Most people with IBD deficiency are asymptomatic, which means they do not have any signs or symptoms of the condition. A few children with IBD deficiency have developed features such as a weakened and enlarged heart (dilated cardiomyopathy), weak muscle tone (hypotonia), and developmental delay. This condition may also cause low numbers of red blood cells (anemia) and very low blood levels of carnitine, which is a natural substance that helps convert certain foods into energy. The range of signs and symptoms associated with IBD deficiency remains unclear because very few affected individuals have been reported.

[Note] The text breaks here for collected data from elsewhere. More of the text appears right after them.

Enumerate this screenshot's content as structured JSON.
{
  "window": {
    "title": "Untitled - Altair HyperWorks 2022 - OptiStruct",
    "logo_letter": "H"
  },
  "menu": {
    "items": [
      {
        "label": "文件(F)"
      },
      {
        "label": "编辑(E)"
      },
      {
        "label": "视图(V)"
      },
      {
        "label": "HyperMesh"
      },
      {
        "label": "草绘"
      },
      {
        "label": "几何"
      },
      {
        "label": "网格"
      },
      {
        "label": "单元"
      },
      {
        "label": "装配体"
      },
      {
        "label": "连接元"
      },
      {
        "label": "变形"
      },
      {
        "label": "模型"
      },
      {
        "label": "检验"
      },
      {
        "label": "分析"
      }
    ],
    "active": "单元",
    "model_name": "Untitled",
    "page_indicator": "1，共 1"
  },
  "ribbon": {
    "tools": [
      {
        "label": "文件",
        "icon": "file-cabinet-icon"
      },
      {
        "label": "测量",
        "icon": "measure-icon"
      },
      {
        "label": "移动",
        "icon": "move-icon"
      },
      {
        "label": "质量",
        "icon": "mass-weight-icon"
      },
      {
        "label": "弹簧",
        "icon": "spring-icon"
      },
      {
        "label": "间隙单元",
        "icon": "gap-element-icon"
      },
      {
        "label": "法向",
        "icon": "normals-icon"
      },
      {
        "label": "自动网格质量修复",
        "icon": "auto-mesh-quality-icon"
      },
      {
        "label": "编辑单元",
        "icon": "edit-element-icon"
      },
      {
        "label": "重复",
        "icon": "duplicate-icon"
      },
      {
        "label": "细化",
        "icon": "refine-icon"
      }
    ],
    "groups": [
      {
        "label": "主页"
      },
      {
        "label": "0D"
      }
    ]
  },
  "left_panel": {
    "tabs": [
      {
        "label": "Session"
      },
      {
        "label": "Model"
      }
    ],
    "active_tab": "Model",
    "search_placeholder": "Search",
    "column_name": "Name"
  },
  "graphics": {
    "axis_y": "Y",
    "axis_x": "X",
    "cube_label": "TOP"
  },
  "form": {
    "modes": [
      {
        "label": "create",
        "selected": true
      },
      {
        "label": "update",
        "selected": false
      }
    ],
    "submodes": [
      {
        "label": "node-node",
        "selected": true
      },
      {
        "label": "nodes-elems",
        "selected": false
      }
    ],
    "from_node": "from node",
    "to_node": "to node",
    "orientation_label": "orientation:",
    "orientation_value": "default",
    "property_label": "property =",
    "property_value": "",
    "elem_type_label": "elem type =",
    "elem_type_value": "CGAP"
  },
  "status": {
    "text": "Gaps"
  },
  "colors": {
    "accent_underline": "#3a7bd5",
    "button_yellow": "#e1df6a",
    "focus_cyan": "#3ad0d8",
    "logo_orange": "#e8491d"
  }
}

IBD deficiency is a rare disorder; approximately 22 cases have been reported in the medical literature.
Mutations in the ACAD8 gene cause IBD deficiency. This gene provides instructions for making the IBD enzyme, which is involved in breaking down valine. ACAD8 gene mutations reduce or eliminate the activity of the IBD enzyme. As a result, valine is not broken down properly. Impaired processing of valine may lead to reduced energy production and the features of IBD deficiency.
This condition is inherited in an autosomal recessive pattern, which means both copies of the gene in each cell have mutations. The parents of an individual with an autosomal recessive condition each carry one copy of the mutated gene, but they typically do not show signs and symptoms of the condition.